Por Marcos Araújo, Michele Meireles e Sandra Zanella
O brutal assassinato de dois irmãos, na manhã desta sexta-feira (15), na Vila Olavo Costa, Zona Sudeste de Juiz de Fora, despertou novamente para o estado de banalização da violência que estamos vivendo. Talvez sem terem tido chance de um destino diferente, Pablo Caetano de Melo, 35 anos, e Guilherme Luís de Melo, 39, foram friamente executados com vários tiros de pistola 9mm na calçada em frente à casa onde moravam, ironicamente na Rua da Esperança. Um terceiro homem, 41, também foi baleado e internado no HPS. Esse foi o sexto duplo homicídio registrado apenas este ano, totalizando 99 mortes violentas.
O caso aconteceu um dia depois do anúncio de que o mesmo bairro marcado por sangue à luz do dia é o primeiro a receber o programa estadual Fica Vivo, voltado para jovens de 12 a 24 anos, com o objetivo de prevenir crimes contra a vida, por meio de oficinas de esporte, cultura e profissionalização. O processo de implantação da iniciativa, em parceria com o Município, foi confirmado pela subsecretária de Políticas de Prevenção Social à Criminalidade do Governo Estadual, Andreza Rafaela Gomes, durante visita à cidade, na última quinta-feira. Há praticamente uma década a Tribuna cobra do Estado a vinda do Fica Vivo para a cidade. O delegado titular da Especializada de Homicídios, Rodrigo Rolli, pondera que o projeto “poderia ter acontecido há mais tempo”. “Com certeza é necessário e deveria ser expandido para outras áreas.” Ele ressaltou que Juiz de Fora nunca teve esse índice de tantos duplos homicídios, a maioria ligada ao tráfico de drogas e à disputa de pontos.
Como cerca de 80% dos assassinatos e tentativas teriam motivações no tráfico e na briga de gangues, tendo cada vez mais jovens como vítimas e autores, Rolli avalia a importância do combate ao comércio de entorpecentes e de armas. “Fazemos investigações no intuito de tentar descobrir a rota do tráfico e como se dá essa distribuição. A guerra, especificamente existente na Olavo Costa e região, tem como base a existência dessas armas de fogo que foram compradas.”
O delegado explicou que, atualmente, o tráfico se divide em cinco pontos da Olavo Costa – Antena, Paredão, Terreiro, Barracão e Trevo -, sendo cada um deles dominado por um grupo diferente. “A parte intermediária está em guerra. Tinha diminuído muito os crimes, mas é a rivalidade que fomenta isso. Essa disputa por região levou a mais esse duplo homicídio em Juiz de Fora”, lamentou.

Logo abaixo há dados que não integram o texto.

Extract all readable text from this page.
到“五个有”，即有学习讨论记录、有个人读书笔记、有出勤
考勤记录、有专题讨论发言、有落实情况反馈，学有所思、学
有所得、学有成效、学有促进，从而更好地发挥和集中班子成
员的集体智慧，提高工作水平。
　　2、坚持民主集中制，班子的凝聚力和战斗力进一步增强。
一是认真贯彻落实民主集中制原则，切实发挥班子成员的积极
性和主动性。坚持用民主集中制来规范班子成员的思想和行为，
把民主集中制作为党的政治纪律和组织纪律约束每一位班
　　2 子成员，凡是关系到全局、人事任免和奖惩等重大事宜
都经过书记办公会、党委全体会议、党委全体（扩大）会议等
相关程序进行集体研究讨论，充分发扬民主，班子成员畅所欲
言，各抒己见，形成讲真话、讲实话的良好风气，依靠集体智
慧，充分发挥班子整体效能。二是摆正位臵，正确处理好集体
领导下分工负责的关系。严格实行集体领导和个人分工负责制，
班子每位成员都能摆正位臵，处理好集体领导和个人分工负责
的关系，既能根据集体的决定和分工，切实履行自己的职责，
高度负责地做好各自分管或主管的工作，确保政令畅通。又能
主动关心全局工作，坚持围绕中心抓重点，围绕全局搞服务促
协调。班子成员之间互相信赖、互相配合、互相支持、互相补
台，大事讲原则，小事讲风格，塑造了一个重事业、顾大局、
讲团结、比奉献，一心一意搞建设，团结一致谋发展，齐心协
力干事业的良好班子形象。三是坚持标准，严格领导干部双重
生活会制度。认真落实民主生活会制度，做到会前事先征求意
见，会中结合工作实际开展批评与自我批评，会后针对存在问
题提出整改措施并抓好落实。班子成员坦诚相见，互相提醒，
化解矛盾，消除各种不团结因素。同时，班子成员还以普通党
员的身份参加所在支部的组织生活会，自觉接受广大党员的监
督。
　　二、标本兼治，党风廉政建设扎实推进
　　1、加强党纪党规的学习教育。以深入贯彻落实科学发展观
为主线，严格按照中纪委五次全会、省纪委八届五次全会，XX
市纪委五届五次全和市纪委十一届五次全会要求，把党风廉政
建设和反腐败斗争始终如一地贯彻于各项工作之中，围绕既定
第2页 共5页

Para Rolli, “temos que aplaudir qualquer política pública que seja utilizada como ferramenta para ocupar os jovens e tirá-los da criminalidade”. “Mas também é importante a implementação de políticas educacionais de base para que o jovem nem chegue a buscar o crime”, enfatizou. Para Rolli, a Olavo Costa “necessita demais” dessa iniciativa, assim como os bairros Santa Rita, Santa Cândida, São Benedito e Vila Alpina, na Zona Leste, e algumas áreas da Zona Norte, como Parque das Torres e Jóquei Clube. “São as zonas de maior incidência criminal de homicídios em Juiz de Fora e precisam de políticas preventivas, não só de repressão.”
Crime mobiliza várias viaturas e comandante da PM
Os dois irmãos, de 35 e 39 anos, foram mortos na Vila Olavo Costa por volta das 7h30 desta sexta-feira, mobilizando viaturas da Polícia Militar, inclusive o comandante da 4ª Região, coronel Alexandre Nocelli, presente no local. O sobrevivente, 41, ao tiroteio foi socorrido pelo Samu com um tiro na cabeça próximo à orelha direita e outro de raspão na nuca. Segundo a Secretaria de Saúde, o paciente está em observação no HPS, lúcido e orientado. Ele será avaliado pela equipe de neurocirurgia.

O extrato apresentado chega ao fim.